ICE˗GB has been grammatically analysed. This analysis consists of the following stages: text collection, optical scanning and transcription, applying structural markup, part˗of˗speech tagging, tag selection, syntactic marking, parsing, parse selection, alignment of tagged and parsed versions, cross˗sectional checking and speech digitization (Nelson et al. 2002: 3). The subject group in the corpus has been defined as 18 years of age or older and they have graduated either from secondary school or university.

The total number of words in the corpus is 1,061,264 and it is divided into spoken (637,562 words) and written (423,702 words) parts. These two parts have been divided into different

subcategories, such as dialogues and monologues, private and public conversations in the spoken part. The following table will illustrate the corpus design further (adapted from the ICECUP 3.1 program Help feature) :

Written Texts (200)Non˗printed (50) Non˗professional untimed student essays (10) writing (20) student examination scripts (10) Correspondence (30) social letters (15)
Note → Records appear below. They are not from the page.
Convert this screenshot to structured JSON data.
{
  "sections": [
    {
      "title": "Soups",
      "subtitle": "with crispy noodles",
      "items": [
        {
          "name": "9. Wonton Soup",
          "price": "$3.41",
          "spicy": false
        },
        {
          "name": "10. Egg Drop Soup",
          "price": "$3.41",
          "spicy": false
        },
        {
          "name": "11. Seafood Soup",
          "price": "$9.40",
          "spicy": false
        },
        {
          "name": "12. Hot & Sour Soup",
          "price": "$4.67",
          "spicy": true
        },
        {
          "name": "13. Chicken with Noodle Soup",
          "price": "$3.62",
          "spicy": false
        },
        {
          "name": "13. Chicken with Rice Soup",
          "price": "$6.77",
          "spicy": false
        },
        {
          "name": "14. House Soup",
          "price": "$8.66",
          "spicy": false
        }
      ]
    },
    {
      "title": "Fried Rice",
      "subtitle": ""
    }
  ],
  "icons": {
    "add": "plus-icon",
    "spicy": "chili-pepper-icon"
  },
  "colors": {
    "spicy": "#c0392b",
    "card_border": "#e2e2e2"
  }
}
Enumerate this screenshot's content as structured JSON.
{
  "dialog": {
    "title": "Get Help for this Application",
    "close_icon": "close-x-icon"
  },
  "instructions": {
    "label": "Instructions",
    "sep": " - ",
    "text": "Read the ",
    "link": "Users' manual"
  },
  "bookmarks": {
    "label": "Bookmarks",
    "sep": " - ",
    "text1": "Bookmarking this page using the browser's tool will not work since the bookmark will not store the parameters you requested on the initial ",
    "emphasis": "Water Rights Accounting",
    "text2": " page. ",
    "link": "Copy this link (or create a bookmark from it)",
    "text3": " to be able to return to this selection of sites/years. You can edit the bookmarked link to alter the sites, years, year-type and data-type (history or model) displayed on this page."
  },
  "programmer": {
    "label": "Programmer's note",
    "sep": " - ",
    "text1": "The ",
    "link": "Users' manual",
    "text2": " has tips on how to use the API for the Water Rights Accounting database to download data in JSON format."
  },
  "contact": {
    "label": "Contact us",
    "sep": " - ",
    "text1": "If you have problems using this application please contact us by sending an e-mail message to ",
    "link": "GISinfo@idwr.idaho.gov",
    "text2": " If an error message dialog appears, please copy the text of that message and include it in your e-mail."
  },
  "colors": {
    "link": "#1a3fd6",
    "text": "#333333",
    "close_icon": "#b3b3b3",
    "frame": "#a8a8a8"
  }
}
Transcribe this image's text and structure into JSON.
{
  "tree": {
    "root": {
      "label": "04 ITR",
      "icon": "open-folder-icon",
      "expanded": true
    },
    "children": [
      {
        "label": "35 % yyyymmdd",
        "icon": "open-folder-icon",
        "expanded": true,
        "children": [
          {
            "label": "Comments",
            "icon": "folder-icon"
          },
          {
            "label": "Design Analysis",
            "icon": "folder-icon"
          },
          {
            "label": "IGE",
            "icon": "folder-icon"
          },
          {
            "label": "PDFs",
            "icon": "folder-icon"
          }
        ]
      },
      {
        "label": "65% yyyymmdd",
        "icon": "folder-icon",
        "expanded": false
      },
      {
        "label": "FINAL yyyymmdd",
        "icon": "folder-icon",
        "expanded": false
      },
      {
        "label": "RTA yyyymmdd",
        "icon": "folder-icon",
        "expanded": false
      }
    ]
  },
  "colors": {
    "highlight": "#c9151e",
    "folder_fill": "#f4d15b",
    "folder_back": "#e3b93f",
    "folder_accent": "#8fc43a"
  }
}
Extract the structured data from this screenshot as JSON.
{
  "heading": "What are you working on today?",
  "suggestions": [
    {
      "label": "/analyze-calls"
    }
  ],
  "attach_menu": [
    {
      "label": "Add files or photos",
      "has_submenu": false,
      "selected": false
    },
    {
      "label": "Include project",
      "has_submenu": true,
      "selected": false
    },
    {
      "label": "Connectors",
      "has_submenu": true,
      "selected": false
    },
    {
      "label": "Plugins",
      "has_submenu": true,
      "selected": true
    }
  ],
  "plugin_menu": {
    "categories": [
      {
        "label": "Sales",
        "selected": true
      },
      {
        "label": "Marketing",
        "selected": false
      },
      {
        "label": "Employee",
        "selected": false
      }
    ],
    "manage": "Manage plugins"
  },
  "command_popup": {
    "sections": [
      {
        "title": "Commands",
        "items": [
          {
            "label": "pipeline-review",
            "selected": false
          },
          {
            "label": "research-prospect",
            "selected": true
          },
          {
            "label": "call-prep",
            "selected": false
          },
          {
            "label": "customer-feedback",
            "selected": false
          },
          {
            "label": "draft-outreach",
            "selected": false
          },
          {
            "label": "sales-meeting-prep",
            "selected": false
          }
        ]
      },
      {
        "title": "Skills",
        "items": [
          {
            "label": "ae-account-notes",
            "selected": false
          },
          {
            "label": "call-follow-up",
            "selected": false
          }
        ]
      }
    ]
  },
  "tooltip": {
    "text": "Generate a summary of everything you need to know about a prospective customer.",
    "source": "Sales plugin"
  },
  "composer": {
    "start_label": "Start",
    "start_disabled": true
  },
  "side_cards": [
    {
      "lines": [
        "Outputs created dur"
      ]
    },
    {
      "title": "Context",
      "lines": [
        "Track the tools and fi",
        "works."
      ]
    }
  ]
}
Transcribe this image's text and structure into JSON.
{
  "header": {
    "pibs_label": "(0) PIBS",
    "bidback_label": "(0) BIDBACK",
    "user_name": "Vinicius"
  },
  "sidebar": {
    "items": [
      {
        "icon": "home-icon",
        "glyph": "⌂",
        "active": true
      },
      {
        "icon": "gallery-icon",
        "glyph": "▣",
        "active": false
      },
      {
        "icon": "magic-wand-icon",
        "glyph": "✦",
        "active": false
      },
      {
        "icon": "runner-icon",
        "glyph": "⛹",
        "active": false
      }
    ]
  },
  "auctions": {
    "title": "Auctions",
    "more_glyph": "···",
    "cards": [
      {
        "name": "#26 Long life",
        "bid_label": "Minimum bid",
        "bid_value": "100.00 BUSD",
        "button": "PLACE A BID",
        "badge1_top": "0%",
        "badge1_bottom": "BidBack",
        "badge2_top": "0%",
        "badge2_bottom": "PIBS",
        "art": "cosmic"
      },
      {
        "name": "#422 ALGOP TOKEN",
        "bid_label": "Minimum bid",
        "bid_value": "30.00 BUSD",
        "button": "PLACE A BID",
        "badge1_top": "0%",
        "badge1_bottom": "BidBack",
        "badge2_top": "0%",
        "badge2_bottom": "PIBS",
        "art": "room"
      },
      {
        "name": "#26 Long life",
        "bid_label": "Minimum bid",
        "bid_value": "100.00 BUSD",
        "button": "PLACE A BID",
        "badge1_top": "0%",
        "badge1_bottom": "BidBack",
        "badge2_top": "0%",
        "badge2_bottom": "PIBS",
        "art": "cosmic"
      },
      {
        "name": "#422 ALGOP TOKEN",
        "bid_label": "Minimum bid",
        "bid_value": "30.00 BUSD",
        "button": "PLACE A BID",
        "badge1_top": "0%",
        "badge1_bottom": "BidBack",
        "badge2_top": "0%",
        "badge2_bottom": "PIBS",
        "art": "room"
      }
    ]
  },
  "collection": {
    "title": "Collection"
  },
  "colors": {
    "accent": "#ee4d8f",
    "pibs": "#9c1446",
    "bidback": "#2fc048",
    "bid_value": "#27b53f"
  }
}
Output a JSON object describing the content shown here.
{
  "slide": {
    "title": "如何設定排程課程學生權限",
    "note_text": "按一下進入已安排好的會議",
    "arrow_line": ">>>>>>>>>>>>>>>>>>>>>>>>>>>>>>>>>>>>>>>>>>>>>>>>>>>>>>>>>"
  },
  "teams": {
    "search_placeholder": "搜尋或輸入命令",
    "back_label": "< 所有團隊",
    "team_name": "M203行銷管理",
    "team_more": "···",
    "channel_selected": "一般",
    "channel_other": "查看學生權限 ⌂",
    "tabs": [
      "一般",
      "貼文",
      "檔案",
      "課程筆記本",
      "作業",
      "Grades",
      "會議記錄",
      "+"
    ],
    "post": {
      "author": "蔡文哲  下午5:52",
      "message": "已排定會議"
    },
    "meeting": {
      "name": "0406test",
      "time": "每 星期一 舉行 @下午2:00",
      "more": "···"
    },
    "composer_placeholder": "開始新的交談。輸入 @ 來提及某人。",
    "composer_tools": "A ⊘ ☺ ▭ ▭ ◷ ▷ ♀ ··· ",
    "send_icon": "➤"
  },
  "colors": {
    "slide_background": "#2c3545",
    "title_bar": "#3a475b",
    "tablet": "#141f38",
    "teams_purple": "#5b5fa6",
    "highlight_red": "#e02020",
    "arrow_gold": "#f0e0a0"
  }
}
business letters (15) Printed (150) Academic writing (40) humanities (10)

social sciences (10)

As can be seen in the table, ICE˗GB provides a variety of situations in which the data have been gathered, from more formal to less formal situations. Especially informal situations can reflect the contemporary natural language accurately, therefore creating an interesting field of study. However, this research will include the whole spoken corpus and the formality aspect will be examined separately, as it is complicated to determine the level of formality of the different parts of the spoken corpus. For example, the formality of unsrcipted speeches, classroom lessons or even private dialogues can vary a lot depending on many factors, such as how well the speakers know each other. Thus, it is difficult to judge a text group purely as formal or informal.

ICECUP (ICE Corpus Utility Program) is a program developed specifically for searching the ICE˗GB corpus. As the corpus has been parsed and tagged, it can be extensively used in the searches. The ICECUP program provides different options for research, such as, variable queries, node queries, markup queries, random sampling, text fragment queries and fuzzy tree fragment searches. There have been two releases of the program, the first one at the release of the corpus itself and another in 2006. In this study, the newest patched 3.1 version has been used, since it is more stable and useful than the previous version.

Although ICE˗GB is not a very large corpus with only approximately one million words, compared to a corpus like BNC (British National Corpus) with 100 million words, it was chosen for the fact that it is the most suitable corpus that could be found for this study. No other available corpora provided adequate tagging and a sufficiently good search program vital to the nature of my research. The ICECUP 3.1 program has many very functional features to help with studying the corpus in various ways. The program includes variable

searches which are the base of my spoken BrE study, enabling a search with a defined group of people with certain age, gender and education.

Unfortunately, however, no corpus or corpus utility program is perfect. In ICE˗GB, the proportions of specified subject groups and the number of words is not balanced. For example, some groups are more widely presented (e.g. university males) than others (e.g.

secondary˗educated females). This might create some problems in comparing the results of the searches. In addition, as seen from the previous example, I will be dealing with the education factor, not the social class factor, which has been studied in most other studies.

ICE˗GB does not provide information about social class but education tendencies are close to social class tendencies and therefore, this should not be a problem.

Another aspect that will restrict the study is the fact that there is no personal information about all the subjects contributing to the corpus, or the information might be partial. This means that the results of the variable queries will also be partial, as they only include words that show all three discussed factors age, gender and education in its information. Text that has insufficient information in relation to these social factors must be left out in order to keep the results as comparable and as reliable as possible.